In seeking solutions to problems, local authorities should first look to the adaptations and responses of their own citizens. Citizens and their community organizations, positioned outside of the established, formal structures of government and industry and facing the actual daily conditions of life in the ecosystem, are often in the best position to create indigenous innovations to solve local problems.
The species in natural systems adapt both genetically and culturally to their environments, permitting them to thrive within their unique habitat and niche.
The density stress conditions in many urban ecosystems require a strong capacity for adaptation. Humans are extremely adaptable, relying more upon culture and technology than upon genetic change to adapt to rapidly changing environmental conditions. Local government systems do not always support and encourage the application of community adaptations to local conditions. Local governments often act to preserve the establish formal standards and systems of operations and respond defensively to indigenous adaptations.

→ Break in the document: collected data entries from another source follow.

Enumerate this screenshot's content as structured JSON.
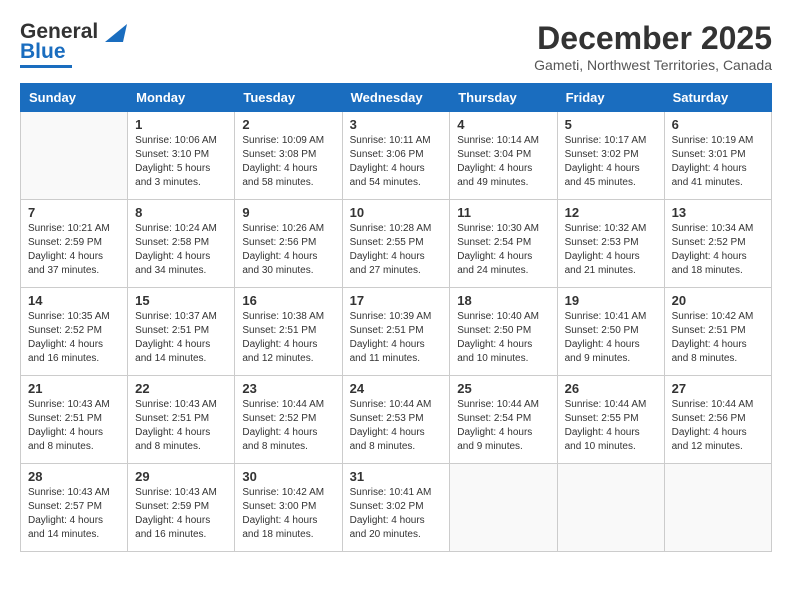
{
  "logo": {
    "line1": "General",
    "line2": "Blue"
  },
  "header": {
    "month": "December 2025",
    "location": "Gameti, Northwest Territories, Canada"
  },
  "weekdays": [
    "Sunday",
    "Monday",
    "Tuesday",
    "Wednesday",
    "Thursday",
    "Friday",
    "Saturday"
  ],
  "weeks": [
    [
      {
        "day": "",
        "text": ""
      },
      {
        "day": "1",
        "text": "Sunrise: 10:06 AM\nSunset: 3:10 PM\nDaylight: 5 hours\nand 3 minutes."
      },
      {
        "day": "2",
        "text": "Sunrise: 10:09 AM\nSunset: 3:08 PM\nDaylight: 4 hours\nand 58 minutes."
      },
      {
        "day": "3",
        "text": "Sunrise: 10:11 AM\nSunset: 3:06 PM\nDaylight: 4 hours\nand 54 minutes."
      },
      {
        "day": "4",
        "text": "Sunrise: 10:14 AM\nSunset: 3:04 PM\nDaylight: 4 hours\nand 49 minutes."
      },
      {
        "day": "5",
        "text": "Sunrise: 10:17 AM\nSunset: 3:02 PM\nDaylight: 4 hours\nand 45 minutes."
      },
      {
        "day": "6",
        "text": "Sunrise: 10:19 AM\nSunset: 3:01 PM\nDaylight: 4 hours\nand 41 minutes."
      }
    ],
    [
      {
        "day": "7",
        "text": "Sunrise: 10:21 AM\nSunset: 2:59 PM\nDaylight: 4 hours\nand 37 minutes."
      },
      {
        "day": "8",
        "text": "Sunrise: 10:24 AM\nSunset: 2:58 PM\nDaylight: 4 hours\nand 34 minutes."
      },
      {
        "day": "9",
        "text": "Sunrise: 10:26 AM\nSunset: 2:56 PM\nDaylight: 4 hours\nand 30 minutes."
      },
      {
        "day": "10",
        "text": "Sunrise: 10:28 AM\nSunset: 2:55 PM\nDaylight: 4 hours\nand 27 minutes."
      },
      {
        "day": "11",
        "text": "Sunrise: 10:30 AM\nSunset: 2:54 PM\nDaylight: 4 hours\nand 24 minutes."
      },
      {
        "day": "12",
        "text": "Sunrise: 10:32 AM\nSunset: 2:53 PM\nDaylight: 4 hours\nand 21 minutes."
      },
      {
        "day": "13",
        "text": "Sunrise: 10:34 AM\nSunset: 2:52 PM\nDaylight: 4 hours\nand 18 minutes."
      }
    ],
    [
      {
        "day": "14",
        "text": "Sunrise: 10:35 AM\nSunset: 2:52 PM\nDaylight: 4 hours\nand 16 minutes."
      },
      {
        "day": "15",
        "text": "Sunrise: 10:37 AM\nSunset: 2:51 PM\nDaylight: 4 hours\nand 14 minutes."
      },
      {
        "day": "16",
        "text": "Sunrise: 10:38 AM\nSunset: 2:51 PM\nDaylight: 4 hours\nand 12 minutes."
      },
      {
        "day": "17",
        "text": "Sunrise: 10:39 AM\nSunset: 2:51 PM\nDaylight: 4 hours\nand 11 minutes."
      },
      {
        "day": "18",
        "text": "Sunrise: 10:40 AM\nSunset: 2:50 PM\nDaylight: 4 hours\nand 10 minutes."
      },
      {
        "day": "19",
        "text": "Sunrise: 10:41 AM\nSunset: 2:50 PM\nDaylight: 4 hours\nand 9 minutes."
      },
      {
        "day": "20",
        "text": "Sunrise: 10:42 AM\nSunset: 2:51 PM\nDaylight: 4 hours\nand 8 minutes."
      }
    ],
    [
      {
        "day": "21",
        "text": "Sunrise: 10:43 AM\nSunset: 2:51 PM\nDaylight: 4 hours\nand 8 minutes."
      },
      {
        "day": "22",
        "text": "Sunrise: 10:43 AM\nSunset: 2:51 PM\nDaylight: 4 hours\nand 8 minutes."
      },
      {
        "day": "23",
        "text": "Sunrise: 10:44 AM\nSunset: 2:52 PM\nDaylight: 4 hours\nand 8 minutes."
      },
      {
        "day": "24",
        "text": "Sunrise: 10:44 AM\nSunset: 2:53 PM\nDaylight: 4 hours\nand 8 minutes."
      },
      {
        "day": "25",
        "text": "Sunrise: 10:44 AM\nSunset: 2:54 PM\nDaylight: 4 hours\nand 9 minutes."
      },
      {
        "day": "26",
        "text": "Sunrise: 10:44 AM\nSunset: 2:55 PM\nDaylight: 4 hours\nand 10 minutes."
      },
      {
        "day": "27",
        "text": "Sunrise: 10:44 AM\nSunset: 2:56 PM\nDaylight: 4 hours\nand 12 minutes."
      }
    ],
    [
      {
        "day": "28",
        "text": "Sunrise: 10:43 AM\nSunset: 2:57 PM\nDaylight: 4 hours\nand 14 minutes."
      },
      {
        "day": "29",
        "text": "Sunrise: 10:43 AM\nSunset: 2:59 PM\nDaylight: 4 hours\nand 16 minutes."
      },
      {
        "day": "30",
        "text": "Sunrise: 10:42 AM\nSunset: 3:00 PM\nDaylight: 4 hours\nand 18 minutes."
      },
      {
        "day": "31",
        "text": "Sunrise: 10:41 AM\nSunset: 3:02 PM\nDaylight: 4 hours\nand 20 minutes."
      },
      {
        "day": "",
        "text": ""
      },
      {
        "day": "",
        "text": ""
      },
      {
        "day": "",
        "text": ""
      }
    ]
  ]
}
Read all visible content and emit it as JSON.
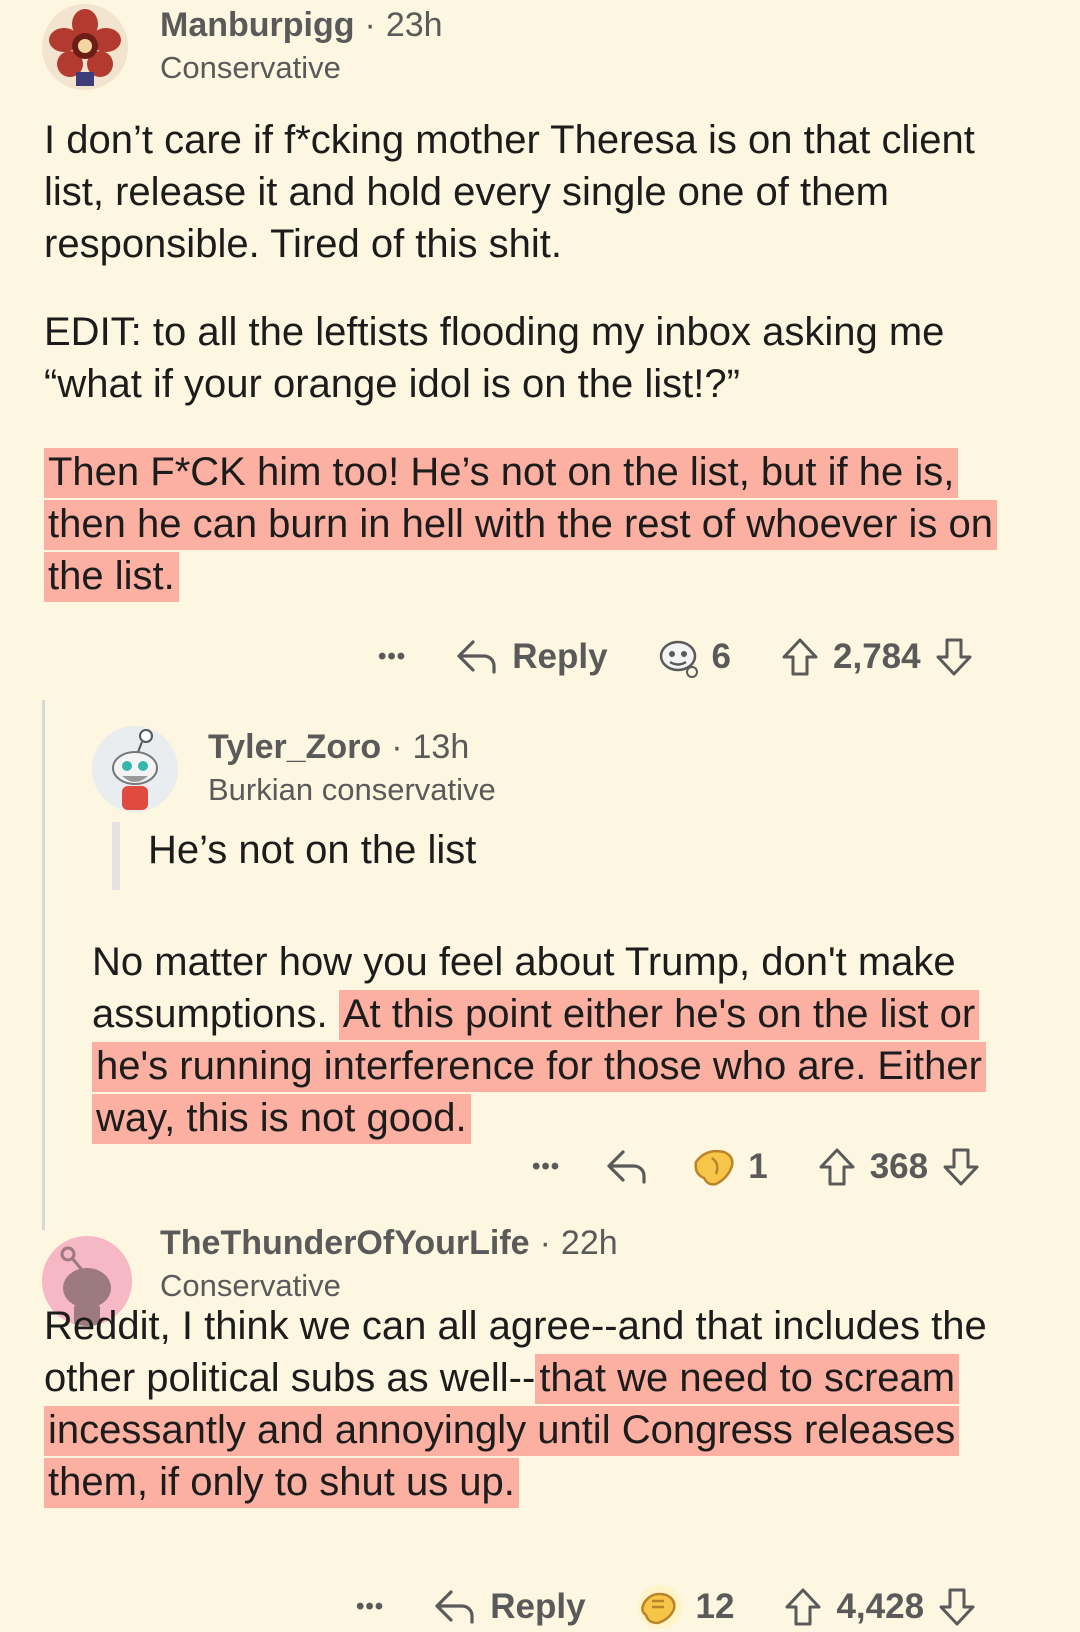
{
  "comments": [
    {
      "username": "Manburpigg",
      "time": "23h",
      "flair": "Conservative",
      "paragraphs": [
        "I don’t care if f*cking mother Theresa is on that client list, release it and hold every single one of them responsible. Tired of this shit.",
        "EDIT: to all the leftists flooding my inbox asking me “what if your orange idol is on the list!?”"
      ],
      "highlighted": "Then F*CK him too! He’s not on the list, but if he is, then he can burn in hell with the rest of whoever is on the list.",
      "actions": {
        "more": "•••",
        "reply": "Reply",
        "award_count": "6",
        "score": "2,784"
      }
    },
    {
      "username": "Tyler_Zoro",
      "time": "13h",
      "flair": "Burkian conservative",
      "quote": "He’s not on the list",
      "plain": "No matter how you feel about Trump, don't make assumptions. ",
      "highlighted": "At this point either he's on the list or he's running interference for those who are. Either way, this is not good.",
      "actions": {
        "more": "•••",
        "award_count": "1",
        "score": "368"
      }
    },
    {
      "username": "TheThunderOfYourLife",
      "time": "22h",
      "flair": "Conservative",
      "plain": "Reddit, I think we can all agree--and that includes the other political subs as well--",
      "highlighted": "that we need to scream incessantly and annoyingly until Congress releases them, if only to shut us up.",
      "actions": {
        "more": "•••",
        "reply": "Reply",
        "award_count": "12",
        "score": "4,428"
      }
    }
  ],
  "colors": {
    "background": "#fdf6e0",
    "highlight": "#fbb0a2",
    "meta": "#5a5a5a"
  },
  "icons": [
    "more-icon",
    "reply-icon",
    "award-icon",
    "upvote-icon",
    "downvote-icon"
  ]
}
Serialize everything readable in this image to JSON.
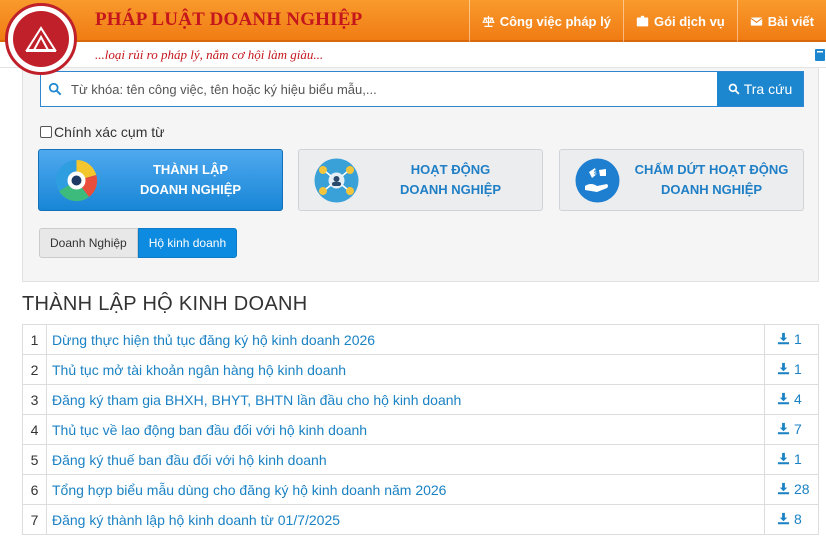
{
  "brand": {
    "title": "PHÁP LUẬT DOANH NGHIỆP",
    "slogan": "...loại rủi ro pháp lý, nắm cơ hội làm giàu..."
  },
  "nav": [
    {
      "label": "Công việc pháp lý",
      "icon": "scale-icon"
    },
    {
      "label": "Gói dịch vụ",
      "icon": "package-icon"
    },
    {
      "label": "Bài viết",
      "icon": "envelope-icon"
    }
  ],
  "search": {
    "placeholder": "Từ khóa: tên công việc, tên hoặc ký hiệu biểu mẫu,...",
    "value": "",
    "button_label": "Tra cứu",
    "exact_label": "Chính xác cụm từ",
    "exact_checked": false
  },
  "categories": [
    {
      "line1": "THÀNH LẬP",
      "line2": "DOANH NGHIỆP",
      "active": true,
      "icon": "pie-chart-icon"
    },
    {
      "line1": "HOẠT ĐỘNG",
      "line2": "DOANH NGHIỆP",
      "active": false,
      "icon": "business-network-icon"
    },
    {
      "line1": "CHẤM DỨT HOẠT ĐỘNG",
      "line2": "DOANH NGHIỆP",
      "active": false,
      "icon": "money-hands-icon"
    }
  ],
  "tabs": [
    {
      "label": "Doanh Nghiệp",
      "active": false
    },
    {
      "label": "Hộ kinh doanh",
      "active": true
    }
  ],
  "section_title": "THÀNH LẬP HỘ KINH DOANH",
  "items": [
    {
      "num": "1",
      "title": "Dừng thực hiện thủ tục đăng ký hộ kinh doanh 2026",
      "downloads": "1"
    },
    {
      "num": "2",
      "title": "Thủ tục mở tài khoản ngân hàng hộ kinh doanh",
      "downloads": "1"
    },
    {
      "num": "3",
      "title": "Đăng ký tham gia BHXH, BHYT, BHTN lần đầu cho hộ kinh doanh",
      "downloads": "4"
    },
    {
      "num": "4",
      "title": "Thủ tục về lao động ban đầu đối với hộ kinh doanh",
      "downloads": "7"
    },
    {
      "num": "5",
      "title": "Đăng ký thuế ban đầu đối với hộ kinh doanh",
      "downloads": "1"
    },
    {
      "num": "6",
      "title": "Tổng hợp biểu mẫu dùng cho đăng ký hộ kinh doanh năm 2026",
      "downloads": "28"
    },
    {
      "num": "7",
      "title": "Đăng ký thành lập hộ kinh doanh từ 01/7/2025",
      "downloads": "8"
    }
  ],
  "colors": {
    "header_orange": "#f58a22",
    "brand_red": "#c4161c",
    "accent_blue": "#1c87cf",
    "link_blue": "#1b82c4"
  }
}
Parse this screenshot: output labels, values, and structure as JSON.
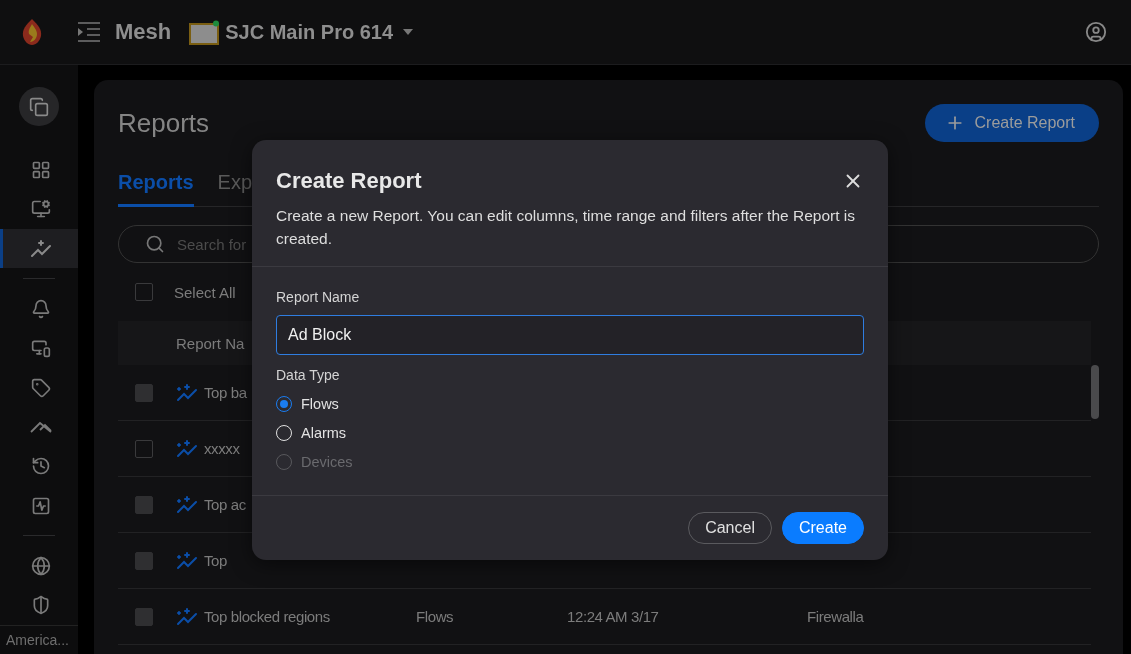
{
  "topbar": {
    "app_title": "Mesh",
    "device": {
      "name": "SJC Main Pro 614",
      "online": true
    }
  },
  "sidebar": {
    "items": [
      {
        "selected": false
      },
      {
        "selected": false
      },
      {
        "selected": true
      },
      {
        "selected": false
      },
      {
        "selected": false
      },
      {
        "selected": false
      },
      {
        "selected": false
      },
      {
        "selected": false
      },
      {
        "selected": false
      },
      {
        "selected": false
      },
      {
        "selected": false
      }
    ],
    "footer": "America..."
  },
  "page": {
    "title": "Reports",
    "create_button": "Create Report",
    "tabs": [
      {
        "label": "Reports",
        "selected": true
      },
      {
        "label": "Exp",
        "selected": false
      }
    ],
    "search": {
      "placeholder": "Search for"
    },
    "select_all": {
      "label": "Select All",
      "checked": false
    },
    "table": {
      "columns": [
        "Report Na"
      ],
      "rows": [
        {
          "name": "Top ba",
          "disabled": true
        },
        {
          "name": "xxxxx",
          "disabled": false
        },
        {
          "name": "Top ac",
          "disabled": true
        },
        {
          "name": "Top",
          "disabled": true
        },
        {
          "name": "Top blocked regions",
          "type": "Flows",
          "time": "12:24 AM 3/17",
          "source": "Firewalla",
          "disabled": true
        }
      ]
    }
  },
  "dialog": {
    "title": "Create Report",
    "description": "Create a new Report. You can edit columns, time range and filters after the Report is created.",
    "name_label": "Report Name",
    "name_value": "Ad Block",
    "type_label": "Data Type",
    "options": [
      {
        "label": "Flows",
        "selected": true,
        "disabled": false
      },
      {
        "label": "Alarms",
        "selected": false,
        "disabled": false
      },
      {
        "label": "Devices",
        "selected": false,
        "disabled": true
      }
    ],
    "buttons": [
      {
        "label": "Cancel",
        "kind": "secondary"
      },
      {
        "label": "Create",
        "kind": "primary"
      }
    ]
  }
}
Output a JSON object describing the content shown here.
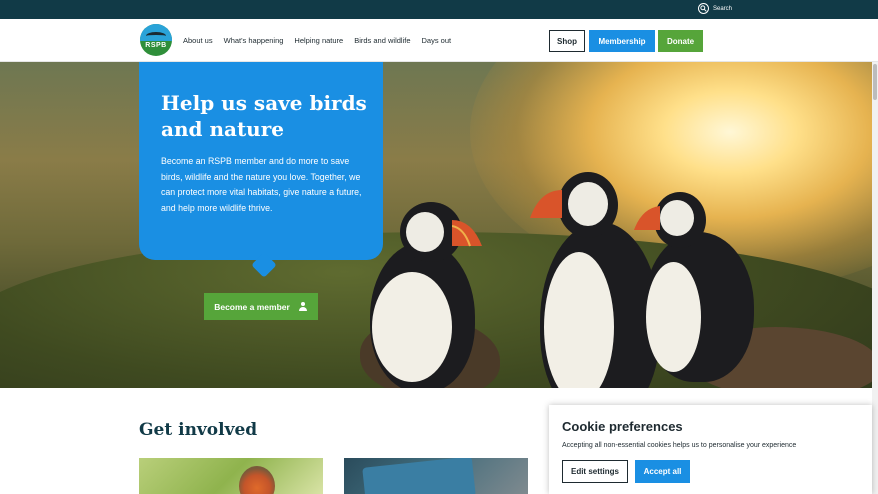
{
  "topbar": {
    "search_label": "Search"
  },
  "header": {
    "logo_text": "RSPB",
    "nav": [
      "About us",
      "What's happening",
      "Helping nature",
      "Birds and wildlife",
      "Days out"
    ],
    "shop_label": "Shop",
    "membership_label": "Membership",
    "donate_label": "Donate"
  },
  "hero": {
    "title": "Help us save birds and nature",
    "body": "Become an RSPB member and do more to save birds, wildlife and the nature you love. Together, we can protect more vital habitats, give nature a future, and help more wildlife thrive.",
    "cta_label": "Become a member"
  },
  "section": {
    "title": "Get involved"
  },
  "cookie": {
    "title": "Cookie preferences",
    "text": "Accepting all non-essential cookies helps us to personalise your experience",
    "edit_label": "Edit settings",
    "accept_label": "Accept all"
  },
  "colors": {
    "dark_teal": "#113a47",
    "brand_blue": "#1a8fe3",
    "brand_green": "#56a53a"
  },
  "icons": [
    "search-icon",
    "person-icon"
  ]
}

In many cities of the developing world, squatters have responded to their poverty and the failure of formal waste collection and disposal systems by becoming scavengers who make their living by separating recyclable materials from the waste stream and selling these to secondary users for small amounts of money. Rather than treating scavenger activities as an elegant adaptation to an appalling waste crises in their cities, many city governments have disallowed and even violently prohibited scavenger activities. In recent years, however, the formal managers in cities like Cairo, Egypt, and Bandung and Surabaya, Indonesia have recognized the value of this informal adaptation, and have started to provide scavengers with the means to become a more effective component of the municipal waste management system.